Stochastic Analysis via Robust Optimization: Robust Optimal Auctions

Abstract: 
Modern probability theory, whose foundation is based on the axioms set forth by Kolmogorov, is currently the major tool for performance analysis in stochastic systems. While it offers insights in understanding such systems, probability theory is really not a computationally tractable theory in high dimensions. Correspondingly, some of its major areas of application remain unsolved when the underlying systems become multidimensional (which is often the case in practice): Queueing networks, network information theory, pricing multi-dimensional financial contracts, auction design in multi-item, multi-bidder auctions among others.

We propose a new approach to analyze stochastic systems based on robust optimisation, which we have applied to solve some of the key problems in these application domains.The key idea is to replace the Kolmogorov axioms as primitives of probability theory, with some of the asymptotic implications of probability theory: the central limit theorem and law of large numbers and to define appropriate robust optimisation problems to perform performance analysis.
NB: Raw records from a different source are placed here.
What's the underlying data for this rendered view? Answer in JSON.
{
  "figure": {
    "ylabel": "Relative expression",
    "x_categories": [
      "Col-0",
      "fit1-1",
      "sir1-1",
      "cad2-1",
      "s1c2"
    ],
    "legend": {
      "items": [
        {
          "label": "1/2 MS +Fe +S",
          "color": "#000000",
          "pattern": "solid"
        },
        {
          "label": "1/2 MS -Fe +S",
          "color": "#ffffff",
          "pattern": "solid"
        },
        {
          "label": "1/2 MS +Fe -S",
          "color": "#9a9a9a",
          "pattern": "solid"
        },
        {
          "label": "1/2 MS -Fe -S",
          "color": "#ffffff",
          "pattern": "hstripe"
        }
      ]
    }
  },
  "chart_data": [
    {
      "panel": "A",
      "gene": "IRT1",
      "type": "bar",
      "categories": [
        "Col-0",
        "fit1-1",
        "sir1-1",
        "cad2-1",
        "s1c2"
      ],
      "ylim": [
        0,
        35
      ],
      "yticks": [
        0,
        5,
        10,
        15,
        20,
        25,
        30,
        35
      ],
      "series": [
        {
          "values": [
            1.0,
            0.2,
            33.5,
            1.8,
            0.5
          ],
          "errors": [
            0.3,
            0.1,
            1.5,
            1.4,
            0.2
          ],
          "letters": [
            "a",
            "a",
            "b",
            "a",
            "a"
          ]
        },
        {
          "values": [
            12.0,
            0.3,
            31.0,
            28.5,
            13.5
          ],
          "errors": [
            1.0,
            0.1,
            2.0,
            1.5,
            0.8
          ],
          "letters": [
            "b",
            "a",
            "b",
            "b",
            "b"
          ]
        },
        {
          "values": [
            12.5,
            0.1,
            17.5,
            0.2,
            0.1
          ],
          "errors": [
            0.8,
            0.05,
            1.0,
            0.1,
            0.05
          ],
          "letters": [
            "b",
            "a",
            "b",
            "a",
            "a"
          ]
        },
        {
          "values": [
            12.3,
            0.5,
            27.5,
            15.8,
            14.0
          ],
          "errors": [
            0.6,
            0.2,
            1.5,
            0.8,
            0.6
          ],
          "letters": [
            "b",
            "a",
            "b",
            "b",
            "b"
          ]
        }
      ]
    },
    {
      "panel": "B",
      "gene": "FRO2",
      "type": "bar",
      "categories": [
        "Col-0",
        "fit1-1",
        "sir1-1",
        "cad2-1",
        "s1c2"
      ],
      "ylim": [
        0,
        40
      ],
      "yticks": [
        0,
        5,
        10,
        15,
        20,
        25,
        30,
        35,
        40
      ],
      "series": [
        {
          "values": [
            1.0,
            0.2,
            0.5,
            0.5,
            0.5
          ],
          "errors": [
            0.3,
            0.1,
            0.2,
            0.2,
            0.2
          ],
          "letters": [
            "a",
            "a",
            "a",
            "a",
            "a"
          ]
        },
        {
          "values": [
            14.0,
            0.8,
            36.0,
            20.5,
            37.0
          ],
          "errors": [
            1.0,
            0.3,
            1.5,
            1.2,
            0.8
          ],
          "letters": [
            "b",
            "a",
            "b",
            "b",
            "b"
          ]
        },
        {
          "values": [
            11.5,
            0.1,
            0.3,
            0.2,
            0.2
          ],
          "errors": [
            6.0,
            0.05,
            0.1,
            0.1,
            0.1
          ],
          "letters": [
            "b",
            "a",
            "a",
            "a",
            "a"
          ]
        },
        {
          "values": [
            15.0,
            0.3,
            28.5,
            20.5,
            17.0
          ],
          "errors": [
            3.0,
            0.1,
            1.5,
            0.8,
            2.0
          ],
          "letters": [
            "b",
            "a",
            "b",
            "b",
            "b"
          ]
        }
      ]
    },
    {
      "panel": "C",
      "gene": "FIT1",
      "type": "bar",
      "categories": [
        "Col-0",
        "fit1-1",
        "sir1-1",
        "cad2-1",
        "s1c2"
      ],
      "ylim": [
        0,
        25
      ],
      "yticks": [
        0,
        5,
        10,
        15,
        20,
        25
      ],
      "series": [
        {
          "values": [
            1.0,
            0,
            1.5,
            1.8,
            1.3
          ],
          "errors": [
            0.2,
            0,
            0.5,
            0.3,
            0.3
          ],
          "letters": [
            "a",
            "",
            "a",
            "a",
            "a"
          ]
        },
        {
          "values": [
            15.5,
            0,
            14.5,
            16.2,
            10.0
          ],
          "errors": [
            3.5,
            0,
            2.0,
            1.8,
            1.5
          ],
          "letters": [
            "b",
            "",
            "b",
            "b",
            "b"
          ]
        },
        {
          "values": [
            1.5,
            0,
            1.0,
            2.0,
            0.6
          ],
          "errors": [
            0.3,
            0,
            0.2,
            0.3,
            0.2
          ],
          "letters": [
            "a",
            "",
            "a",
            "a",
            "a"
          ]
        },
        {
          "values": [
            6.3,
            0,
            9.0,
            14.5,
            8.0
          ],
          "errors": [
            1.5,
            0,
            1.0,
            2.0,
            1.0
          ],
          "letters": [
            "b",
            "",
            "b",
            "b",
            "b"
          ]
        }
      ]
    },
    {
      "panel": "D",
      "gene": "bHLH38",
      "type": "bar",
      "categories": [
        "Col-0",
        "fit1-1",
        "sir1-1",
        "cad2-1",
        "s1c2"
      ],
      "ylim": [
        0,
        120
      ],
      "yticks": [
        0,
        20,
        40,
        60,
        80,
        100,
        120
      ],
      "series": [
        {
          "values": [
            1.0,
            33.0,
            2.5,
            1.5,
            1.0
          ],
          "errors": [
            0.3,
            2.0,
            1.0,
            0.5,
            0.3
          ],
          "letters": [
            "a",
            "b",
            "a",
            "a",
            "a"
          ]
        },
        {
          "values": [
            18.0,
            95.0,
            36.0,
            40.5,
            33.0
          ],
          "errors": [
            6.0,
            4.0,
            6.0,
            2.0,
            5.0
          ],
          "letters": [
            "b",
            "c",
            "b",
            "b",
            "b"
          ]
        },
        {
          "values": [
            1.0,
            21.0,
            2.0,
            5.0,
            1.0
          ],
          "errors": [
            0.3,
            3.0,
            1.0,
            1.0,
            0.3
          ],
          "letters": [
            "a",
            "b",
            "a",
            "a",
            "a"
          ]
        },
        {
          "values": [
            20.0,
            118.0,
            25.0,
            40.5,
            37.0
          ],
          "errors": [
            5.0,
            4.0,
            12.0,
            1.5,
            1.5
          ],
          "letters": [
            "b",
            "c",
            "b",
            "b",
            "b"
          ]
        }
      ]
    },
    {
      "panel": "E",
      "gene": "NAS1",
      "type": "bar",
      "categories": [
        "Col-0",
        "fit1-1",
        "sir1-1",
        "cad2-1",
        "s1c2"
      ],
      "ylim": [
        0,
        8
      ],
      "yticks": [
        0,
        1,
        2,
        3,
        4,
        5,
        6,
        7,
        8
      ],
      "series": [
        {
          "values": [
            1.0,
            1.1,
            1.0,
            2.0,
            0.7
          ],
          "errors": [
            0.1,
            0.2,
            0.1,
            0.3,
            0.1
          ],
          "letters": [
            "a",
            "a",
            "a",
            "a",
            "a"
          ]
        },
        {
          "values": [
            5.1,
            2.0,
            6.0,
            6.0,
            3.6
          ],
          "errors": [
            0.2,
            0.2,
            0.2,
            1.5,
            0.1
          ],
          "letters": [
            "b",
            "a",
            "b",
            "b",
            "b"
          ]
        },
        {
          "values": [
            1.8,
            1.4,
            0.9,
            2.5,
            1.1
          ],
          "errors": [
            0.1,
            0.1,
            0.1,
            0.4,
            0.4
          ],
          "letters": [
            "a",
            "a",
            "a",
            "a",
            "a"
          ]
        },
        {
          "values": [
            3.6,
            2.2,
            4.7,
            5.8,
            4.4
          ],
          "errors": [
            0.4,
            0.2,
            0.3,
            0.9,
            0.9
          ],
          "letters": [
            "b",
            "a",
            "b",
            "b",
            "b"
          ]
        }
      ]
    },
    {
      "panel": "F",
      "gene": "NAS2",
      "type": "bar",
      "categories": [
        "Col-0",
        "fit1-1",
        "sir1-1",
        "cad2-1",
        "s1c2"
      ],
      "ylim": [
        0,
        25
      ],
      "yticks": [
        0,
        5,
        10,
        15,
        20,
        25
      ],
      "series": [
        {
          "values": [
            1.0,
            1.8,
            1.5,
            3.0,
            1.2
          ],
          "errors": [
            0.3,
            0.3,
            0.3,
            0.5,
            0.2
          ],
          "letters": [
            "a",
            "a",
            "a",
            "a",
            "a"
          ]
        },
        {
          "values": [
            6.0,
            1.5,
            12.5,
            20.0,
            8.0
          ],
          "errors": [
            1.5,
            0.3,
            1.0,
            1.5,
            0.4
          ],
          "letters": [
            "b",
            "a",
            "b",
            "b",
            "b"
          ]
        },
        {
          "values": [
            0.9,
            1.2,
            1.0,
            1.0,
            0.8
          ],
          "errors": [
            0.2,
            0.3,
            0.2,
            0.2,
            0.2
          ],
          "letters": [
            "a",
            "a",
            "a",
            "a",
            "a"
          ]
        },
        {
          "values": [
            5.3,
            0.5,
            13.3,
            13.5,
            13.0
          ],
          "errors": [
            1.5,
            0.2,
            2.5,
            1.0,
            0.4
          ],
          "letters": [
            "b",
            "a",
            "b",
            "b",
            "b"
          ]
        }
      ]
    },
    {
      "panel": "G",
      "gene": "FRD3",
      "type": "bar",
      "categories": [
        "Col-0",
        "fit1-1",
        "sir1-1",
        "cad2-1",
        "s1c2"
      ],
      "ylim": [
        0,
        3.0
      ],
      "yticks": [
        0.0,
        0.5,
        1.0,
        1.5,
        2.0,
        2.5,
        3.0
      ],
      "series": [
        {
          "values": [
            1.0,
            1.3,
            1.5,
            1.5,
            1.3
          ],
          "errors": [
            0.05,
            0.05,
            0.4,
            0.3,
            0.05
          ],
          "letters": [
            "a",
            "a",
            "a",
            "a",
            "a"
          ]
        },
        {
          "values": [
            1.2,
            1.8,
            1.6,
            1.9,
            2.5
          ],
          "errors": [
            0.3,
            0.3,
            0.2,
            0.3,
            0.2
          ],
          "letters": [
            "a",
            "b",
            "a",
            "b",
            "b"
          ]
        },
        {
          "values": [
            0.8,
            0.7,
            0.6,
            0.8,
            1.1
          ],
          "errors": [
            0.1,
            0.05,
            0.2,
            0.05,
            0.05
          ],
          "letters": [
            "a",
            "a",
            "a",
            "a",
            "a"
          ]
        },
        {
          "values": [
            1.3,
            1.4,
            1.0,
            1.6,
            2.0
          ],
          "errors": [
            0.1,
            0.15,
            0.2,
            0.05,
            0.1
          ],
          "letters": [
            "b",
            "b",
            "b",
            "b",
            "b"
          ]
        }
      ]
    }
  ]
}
In this way, the performance analysis questions become highly structured optimisation problems (linear, conic, mixed integer) for which there exist efficient, practical algorithms that are capable of solving truly large scale systems. 

In this talk, we revisit the auction design problem for multi-item auctions with budget constrained buyers by introducing a robust optimisation approach to model (a) concepts such as incentive compatibility and individual rationality that are naturally expressed in the language of robust optimisation and (b) the auctioneer’s beliefs on the buyers’ valuations of the items. Rather than using probability distributions (the classical probabilistic approach) or an adversarial model to model valuations, we introduce an uncertainty set based model for these valuations. We construct these uncertainty sets to incorporate historical information available to the auctioneer in a way that is consistent with limit theorems of probability theory or knowledge of the probability distribution. In this setting, we formulate the auction design problem as a robust optimisation problem and provide a characterization of the optimal solution as an auction with reservation prices, thus extending the work of Myerson [1981] from single item without budget constraints, to multiple items with budgets, potentially correlated valuations and uncertain budgets. We propose an algorithm for calculating the reservation prices by solving a bilinear optimisation problem which, although theoretically difficult in general, is numerically tractable. Moreover, this bilinear optimisation problem reduces to a linear optimisation problem for auctions without budget constraints and the auction becomes the classical second price auction. We report computational evidence that suggests the proposed approach (a) is numerically tractable for large scale auction design problems, (b) leads to improved revenue compared to the classical probabilistic approach when the true distributions are different from the assumed ones, and (c) leads to higher revenue when correlations in the buyers’ valuations are explicitly modeled.

Joint work with Professor Dimitris Bertsimas, MIT.